Type Encoding Rules

← Codec Overview | API | Type Rules | Examples | RLP Comparison


Overview

This document specifies the exact encoding and decoding rules for each supported type in the Sigilaris byte codec. These rules serve as the technical specification for the codec implementation.

Key Principles:

Primitive Types

Unit

Encoding Rule:

Unit → empty byte sequence (ByteVector.empty)

Decoding Rule:

Consumes no bytes, returns Unit and original byte sequence as remainder

Examples:

import org.sigilaris.core.codec.byte.*
import scodec.bits.ByteVector

val unitEncoded = ByteEncoder[Unit].encode(())
// Result: ByteVector(empty)

val unitDecoded = ByteDecoder[Unit].decode(ByteVector(0x01, 0x02))
// Result: Right(DecodeResult((), ByteVector(0x01, 0x02)))

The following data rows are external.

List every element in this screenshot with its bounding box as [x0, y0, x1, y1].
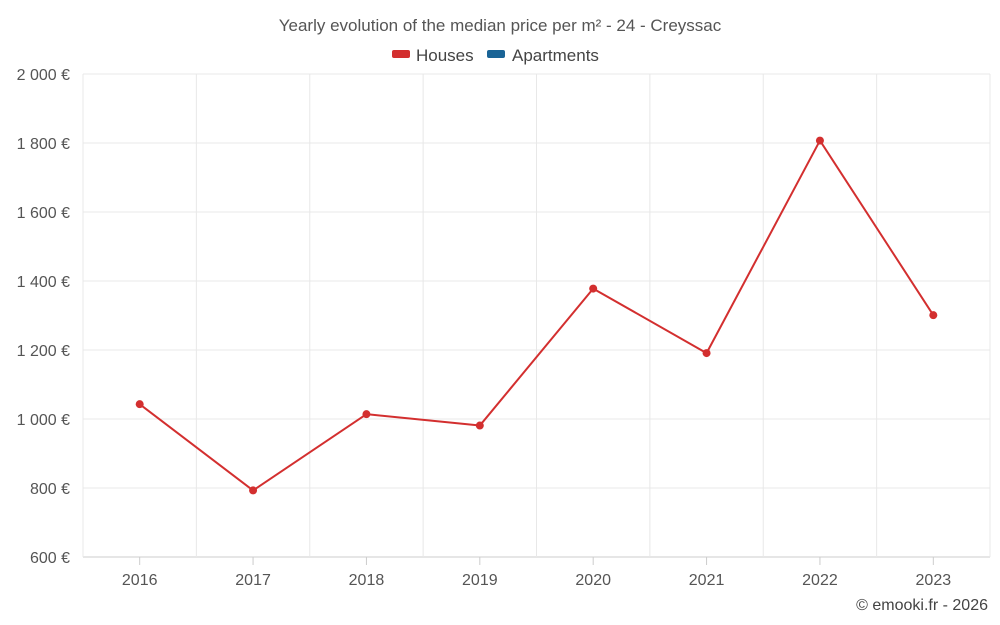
data-point-houses[interactable] [135, 400, 144, 409]
y-tick-label: 1 200 € [17, 343, 70, 360]
y-tick-label: 1 800 € [17, 136, 70, 153]
legend-swatch-houses [392, 50, 410, 58]
grid [82, 73, 991, 565]
x-tick-label: 2021 [689, 572, 725, 589]
y-tick-label: 800 € [30, 481, 70, 498]
data-point-houses[interactable] [929, 311, 938, 320]
data-point-houses[interactable] [249, 486, 258, 495]
legend: Houses Apartments [392, 46, 599, 65]
y-tick-label: 1 600 € [17, 205, 70, 222]
x-tick-label: 2017 [235, 572, 271, 589]
chart-title: Yearly evolution of the median price per… [279, 16, 722, 35]
data-point-houses[interactable] [589, 284, 598, 293]
data-point-houses[interactable] [702, 349, 711, 358]
y-tick-label: 600 € [30, 550, 70, 567]
x-tick-label: 2019 [462, 572, 498, 589]
data-point-houses[interactable] [815, 136, 824, 145]
x-axis-labels: 2016 2017 2018 2019 2020 2021 2022 2023 [122, 572, 951, 589]
legend-label-houses: Houses [416, 46, 474, 65]
legend-item-houses[interactable]: Houses [392, 46, 474, 65]
x-tick-label: 2016 [122, 572, 158, 589]
series-line-houses [139, 139, 935, 492]
x-tick-label: 2023 [916, 572, 952, 589]
data-point-houses[interactable] [475, 421, 484, 430]
y-axis-labels: 600 € 800 € 1 000 € 1 200 € 1 400 € 1 600 € 1 … [17, 67, 70, 567]
legend-swatch-apartments [487, 50, 505, 58]
data-point-houses[interactable] [362, 410, 371, 419]
y-tick-label: 1 000 € [17, 412, 70, 429]
y-tick-label: 1 400 € [17, 274, 70, 291]
y-tick-label: 2 000 € [17, 67, 70, 84]
credit-text: © emooki.fr - 2026 [856, 597, 988, 614]
legend-item-apartments[interactable]: Apartments [487, 46, 599, 65]
series-houses [135, 136, 938, 495]
x-tick-label: 2022 [802, 572, 838, 589]
legend-label-apartments: Apartments [512, 46, 599, 65]
x-tick-label: 2018 [349, 572, 385, 589]
x-tick-label: 2020 [575, 572, 611, 589]
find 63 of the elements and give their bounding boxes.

Use Case: Unit is useful as a marker or flag in product types where a field's presence is significant but it carries no data.

Byte

Encoding Rule:

Byte → single byte

Decoding Rule:

Read 1 byte, return as Byte with remainder

Examples:

val b: Byte = 0x42
val byteEncoded = ByteEncoder[Byte].encode(b)
// Result: ByteVector(0x42)

val byteDecoded = ByteDecoder[Byte].decode(byteEncoded)
// Result: Right(DecodeResult(0x42, ByteVector(empty)))

Long

Encoding Rule:

Long → 8-byte big-endian representation

Decoding Rule:

Read 8 bytes, interpret as big-endian Long

Examples:

val n: Long = 42L
val longEncoded = ByteEncoder[Long].encode(n)
// Result: ByteVector(0x00, 0x00, 0x00, 0x00, 0x00, 0x00, 0x00, 0x2a)

val longDecoded = ByteDecoder[Long].decode(longEncoded)
// Result: Right(DecodeResult(42L, ByteVector(empty)))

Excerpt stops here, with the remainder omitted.